From Clement Haynsworth, William Rehnquist, Bob Bork, and Clarence Thomas, to Jeff Sessions, Bill Pryor, Charles Pickering, and Sam Alito — and scores of others — Kennedy has played the role of McCarthy for 40 years, and always to a fawning press. He’s a greater menace than McCarthy ever was. Indeed, McCarthy’s influence lasted only four years.

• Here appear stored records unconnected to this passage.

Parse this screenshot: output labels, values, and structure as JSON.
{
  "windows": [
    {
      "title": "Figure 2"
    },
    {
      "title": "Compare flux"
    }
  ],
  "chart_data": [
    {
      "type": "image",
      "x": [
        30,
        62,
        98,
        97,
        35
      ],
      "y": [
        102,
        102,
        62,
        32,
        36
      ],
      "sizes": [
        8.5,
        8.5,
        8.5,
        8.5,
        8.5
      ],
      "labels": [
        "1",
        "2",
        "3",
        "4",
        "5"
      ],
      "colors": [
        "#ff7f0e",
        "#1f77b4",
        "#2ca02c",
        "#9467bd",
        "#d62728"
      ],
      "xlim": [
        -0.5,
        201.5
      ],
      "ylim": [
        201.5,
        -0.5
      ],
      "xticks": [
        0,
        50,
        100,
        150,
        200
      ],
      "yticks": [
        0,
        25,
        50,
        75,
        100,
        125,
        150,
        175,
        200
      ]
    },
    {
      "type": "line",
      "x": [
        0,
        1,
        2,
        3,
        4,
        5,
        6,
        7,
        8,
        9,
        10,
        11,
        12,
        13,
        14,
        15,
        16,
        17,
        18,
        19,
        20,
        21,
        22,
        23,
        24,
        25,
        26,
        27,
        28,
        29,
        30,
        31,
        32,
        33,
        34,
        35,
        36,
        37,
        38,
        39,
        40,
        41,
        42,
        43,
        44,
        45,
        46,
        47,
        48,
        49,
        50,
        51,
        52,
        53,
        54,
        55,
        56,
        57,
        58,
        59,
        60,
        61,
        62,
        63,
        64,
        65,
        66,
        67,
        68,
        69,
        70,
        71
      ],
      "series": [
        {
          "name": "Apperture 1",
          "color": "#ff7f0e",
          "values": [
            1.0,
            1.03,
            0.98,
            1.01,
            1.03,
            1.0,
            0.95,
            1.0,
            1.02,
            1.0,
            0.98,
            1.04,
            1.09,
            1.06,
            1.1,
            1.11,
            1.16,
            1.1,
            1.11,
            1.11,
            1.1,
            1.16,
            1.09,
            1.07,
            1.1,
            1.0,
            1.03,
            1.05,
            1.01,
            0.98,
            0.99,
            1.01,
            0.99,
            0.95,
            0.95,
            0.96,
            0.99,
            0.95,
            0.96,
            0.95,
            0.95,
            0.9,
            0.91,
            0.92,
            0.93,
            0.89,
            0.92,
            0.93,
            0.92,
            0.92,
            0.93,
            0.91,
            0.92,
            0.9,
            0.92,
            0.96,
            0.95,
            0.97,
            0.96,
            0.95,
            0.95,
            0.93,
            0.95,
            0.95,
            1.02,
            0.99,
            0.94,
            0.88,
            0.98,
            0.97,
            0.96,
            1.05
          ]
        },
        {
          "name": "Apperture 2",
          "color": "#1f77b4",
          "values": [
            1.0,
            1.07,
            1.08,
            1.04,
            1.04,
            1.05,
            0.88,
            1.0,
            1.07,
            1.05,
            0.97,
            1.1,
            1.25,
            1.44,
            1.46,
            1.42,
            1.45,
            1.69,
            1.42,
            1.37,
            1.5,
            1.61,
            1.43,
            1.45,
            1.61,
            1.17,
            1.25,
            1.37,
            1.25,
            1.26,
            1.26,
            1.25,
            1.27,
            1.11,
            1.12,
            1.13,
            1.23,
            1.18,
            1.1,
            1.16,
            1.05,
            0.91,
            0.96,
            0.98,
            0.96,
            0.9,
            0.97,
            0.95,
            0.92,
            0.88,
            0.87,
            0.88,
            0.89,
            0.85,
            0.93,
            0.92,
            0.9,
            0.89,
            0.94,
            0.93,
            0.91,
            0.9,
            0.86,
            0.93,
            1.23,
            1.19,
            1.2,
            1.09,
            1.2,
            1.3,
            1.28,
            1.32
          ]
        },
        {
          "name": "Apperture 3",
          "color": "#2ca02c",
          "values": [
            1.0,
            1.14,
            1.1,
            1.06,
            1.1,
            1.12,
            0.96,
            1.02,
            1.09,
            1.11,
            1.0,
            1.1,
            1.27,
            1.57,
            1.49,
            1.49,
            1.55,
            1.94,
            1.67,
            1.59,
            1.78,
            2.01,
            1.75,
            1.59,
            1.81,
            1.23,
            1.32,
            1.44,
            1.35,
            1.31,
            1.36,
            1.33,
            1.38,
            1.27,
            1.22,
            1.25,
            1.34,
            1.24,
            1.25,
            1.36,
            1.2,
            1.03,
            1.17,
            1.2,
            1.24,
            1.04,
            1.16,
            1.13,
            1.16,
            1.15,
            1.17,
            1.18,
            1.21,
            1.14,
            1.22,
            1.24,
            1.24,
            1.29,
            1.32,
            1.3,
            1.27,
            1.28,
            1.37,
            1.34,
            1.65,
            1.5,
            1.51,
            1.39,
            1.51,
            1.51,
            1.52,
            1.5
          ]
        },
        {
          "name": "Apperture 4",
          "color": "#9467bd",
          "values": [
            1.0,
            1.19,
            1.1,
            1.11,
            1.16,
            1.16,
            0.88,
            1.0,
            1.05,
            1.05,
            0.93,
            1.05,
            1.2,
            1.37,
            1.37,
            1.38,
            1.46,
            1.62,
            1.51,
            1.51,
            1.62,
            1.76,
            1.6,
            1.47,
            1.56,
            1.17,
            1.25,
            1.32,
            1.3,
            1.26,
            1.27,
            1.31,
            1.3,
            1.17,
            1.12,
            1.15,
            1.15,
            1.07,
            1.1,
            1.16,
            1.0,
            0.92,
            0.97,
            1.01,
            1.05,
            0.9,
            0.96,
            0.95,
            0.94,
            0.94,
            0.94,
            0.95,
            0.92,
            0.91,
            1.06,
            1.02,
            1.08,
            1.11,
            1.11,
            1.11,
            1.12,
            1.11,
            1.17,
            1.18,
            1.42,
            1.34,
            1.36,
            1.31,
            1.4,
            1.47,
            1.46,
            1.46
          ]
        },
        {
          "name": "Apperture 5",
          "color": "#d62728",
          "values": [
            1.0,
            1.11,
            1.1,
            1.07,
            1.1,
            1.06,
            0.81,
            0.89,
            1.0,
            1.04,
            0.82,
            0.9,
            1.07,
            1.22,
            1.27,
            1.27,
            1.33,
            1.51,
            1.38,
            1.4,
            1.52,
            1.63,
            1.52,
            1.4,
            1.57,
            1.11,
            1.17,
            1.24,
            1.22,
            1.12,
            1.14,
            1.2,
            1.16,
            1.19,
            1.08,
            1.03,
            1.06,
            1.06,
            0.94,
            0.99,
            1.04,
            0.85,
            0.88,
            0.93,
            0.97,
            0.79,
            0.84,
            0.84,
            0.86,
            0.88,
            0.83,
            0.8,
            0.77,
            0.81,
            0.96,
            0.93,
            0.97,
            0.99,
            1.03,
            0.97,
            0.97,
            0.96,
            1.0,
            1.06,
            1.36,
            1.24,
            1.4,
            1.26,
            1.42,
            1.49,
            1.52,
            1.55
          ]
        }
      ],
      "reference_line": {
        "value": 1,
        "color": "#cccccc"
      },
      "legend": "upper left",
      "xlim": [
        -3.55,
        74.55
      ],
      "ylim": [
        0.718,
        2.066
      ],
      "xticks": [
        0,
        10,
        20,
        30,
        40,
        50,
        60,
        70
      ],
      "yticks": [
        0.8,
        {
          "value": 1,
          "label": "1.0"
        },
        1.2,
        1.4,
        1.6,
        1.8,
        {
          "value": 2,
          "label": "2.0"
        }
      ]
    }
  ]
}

This is why I said the other day that the Democrats are going to suffer grievous political repurcussions from their performance this week. Just as Joseph Welch's “You’ve done enough. Have you no sense of decency, sir, at long last? Have you left no sense of decency?” was the beginning of McCarthy's political end and helped discredit anti-communism for a generation, so the relentlessly vicious (and spectacularly futile) attempts of Ted Kennedy and his left-wingnut cohorts to destroy yet another good, decent conservative making a lady cry before the entire country is a harbinger of further Donk reversals to come.

People remember things like that. And they remember the assholes that caused them.

And Ted Kennedy is the biggest one of them all.